Apple Neural Engine Benchmark: M5 Max, M3 Ultra, iPhone 16 Pro, 15 Pro & 17 Plus
April 7, 2026 · Updated April 12, 2026
We benchmarked Apple Neural Engine STT inference across 5 devices — same model, same audio file. The M5 Max leads at 585ms. The iPhone 16 Pro (A18 Pro) hits 740ms, beating the M3 Ultra desktop at 825ms. The iPhone 17 Pro Max (A19) lands at 798ms — faster than the M3 Ultra, but slower than the A18 Pro. Turns out the Pro chip matters more than the generation.
Context
Our earlier STT research landed on FluidAudio Parakeet TDT v3 CoreML as the production STT engine for MiloBridge. It runs entirely on the Apple Neural Engine — no Metal, no GPU contention with the running LLM, ~245ms warm latency on the Mac Studio M3 Ultra for short clips. That post established the M3 Ultra as the baseline.

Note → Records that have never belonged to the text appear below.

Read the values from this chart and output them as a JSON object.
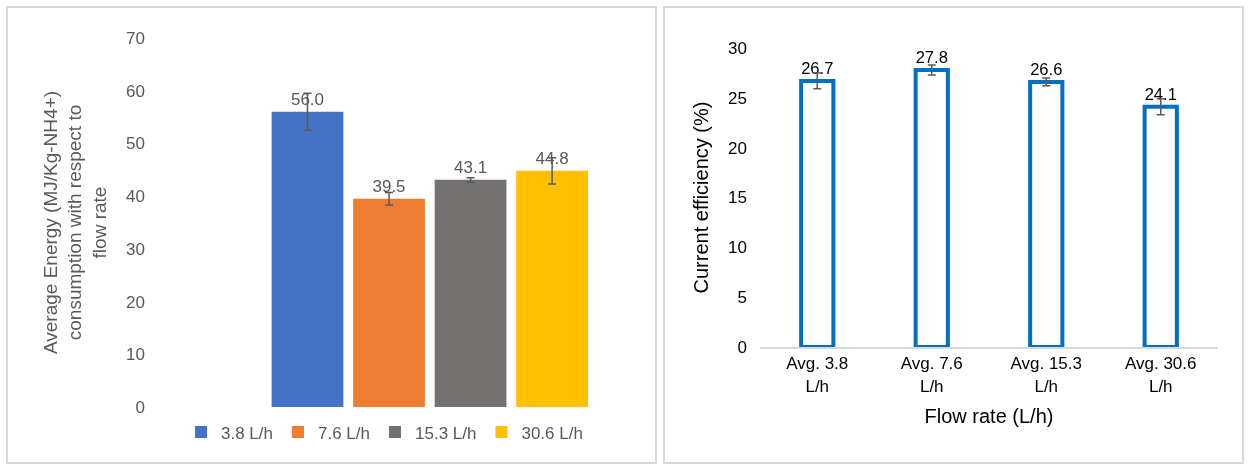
{
  "chart_data": [
    {
      "type": "bar",
      "ylabel": "Average Energy (MJ/Kg-NH4+) consumption with respect to flow rate",
      "categories": [
        null
      ],
      "ylim": [
        0,
        70
      ],
      "yticks": [
        0,
        10,
        20,
        30,
        40,
        50,
        60,
        70
      ],
      "grid": false,
      "legend": "bottom",
      "series": [
        {
          "name": "3.8 L/h",
          "color": "#4472c4",
          "values": [
            56.0
          ],
          "errors": [
            3.5
          ],
          "value_labels": [
            "56.0"
          ]
        },
        {
          "name": "7.6 L/h",
          "color": "#ed7d31",
          "values": [
            39.5
          ],
          "errors": [
            1.2
          ],
          "value_labels": [
            "39.5"
          ]
        },
        {
          "name": "15.3 L/h",
          "color": "#767171",
          "values": [
            43.1
          ],
          "errors": [
            0.4
          ],
          "value_labels": [
            "43.1"
          ]
        },
        {
          "name": "30.6 L/h",
          "color": "#ffc000",
          "values": [
            44.8
          ],
          "errors": [
            2.5
          ],
          "value_labels": [
            "44.8"
          ]
        }
      ]
    },
    {
      "type": "bar",
      "xlabel": "Flow rate (L/h)",
      "ylabel": "Current efficiency (%)",
      "categories": [
        "Avg. 3.8 L/h",
        "Avg. 7.6 L/h",
        "Avg. 15.3 L/h",
        "Avg. 30.6 L/h"
      ],
      "values": [
        26.7,
        27.8,
        26.6,
        24.1
      ],
      "errors": [
        0.8,
        0.5,
        0.4,
        0.8
      ],
      "color": "#0070c0",
      "data_labels": true,
      "ylim": [
        0,
        30
      ],
      "yticks": [
        0,
        5,
        10,
        15,
        20,
        25,
        30
      ],
      "grid": false,
      "legend": false
    }
  ]
}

Then a MacBook Pro M5 Max arrived. Then we got curious about phones. This matters for one big reason:
- Mobile target: MiloBridge's goal is on-device inference on an iPhone. If the phone ANE is fast enough, we can drop the server round-trip to Spark 2 entirely for STT. These benchmarks answer whether that's viable.
Spoiler: the phone beat the desktop. Then we measured a phone two generations older and it still wasn't embarrassing. Then we got an iPhone 17 Pro Max and learned that Apple's Pro chip designation isn't just marketing.
Hardware
| Spec | Mac Studio M3 Ultra | MacBook Pro M5 Max | iPhone 16 Pro | iPhone 17 Pro Max | iPhone 15 Pro |
|---|---|---|---|---|---|
| Chip | Apple M3 Ultra | Apple M5 Max | Apple A18 Pro | Apple A19 Pro | Apple A17 Pro |
| Process | TSMC N3B (3nm) | TSMC N3P (3nm+) | TSMC N3E (3nm+) | TSMC N2P (2nm) | TSMC N3B (3nm) |
| ANE Cores | 32-core (2× die) | 16-core (N3P) | 16-core (N3E) | 16-core (N2P) | 16-core (N3B) |
| Memory | 512 GB unified | 128 GB unified | 16 GB | 8 GB | 8 GB |
| iOS / macOS | macOS 26.4 | macOS 26.4 | iOS 26.4.1 | iOS 26.4.1 | iOS 18.x |
The Benchmark
Desktop machines ran FluidAudio's FluidTranscribe — a minimal Swift CLI. Phones ran ANEBench, a SwiftUI iOS app we built using the same FluidAudio 0.7.9 Swift package and the same CoreML model. Same audio file on every device.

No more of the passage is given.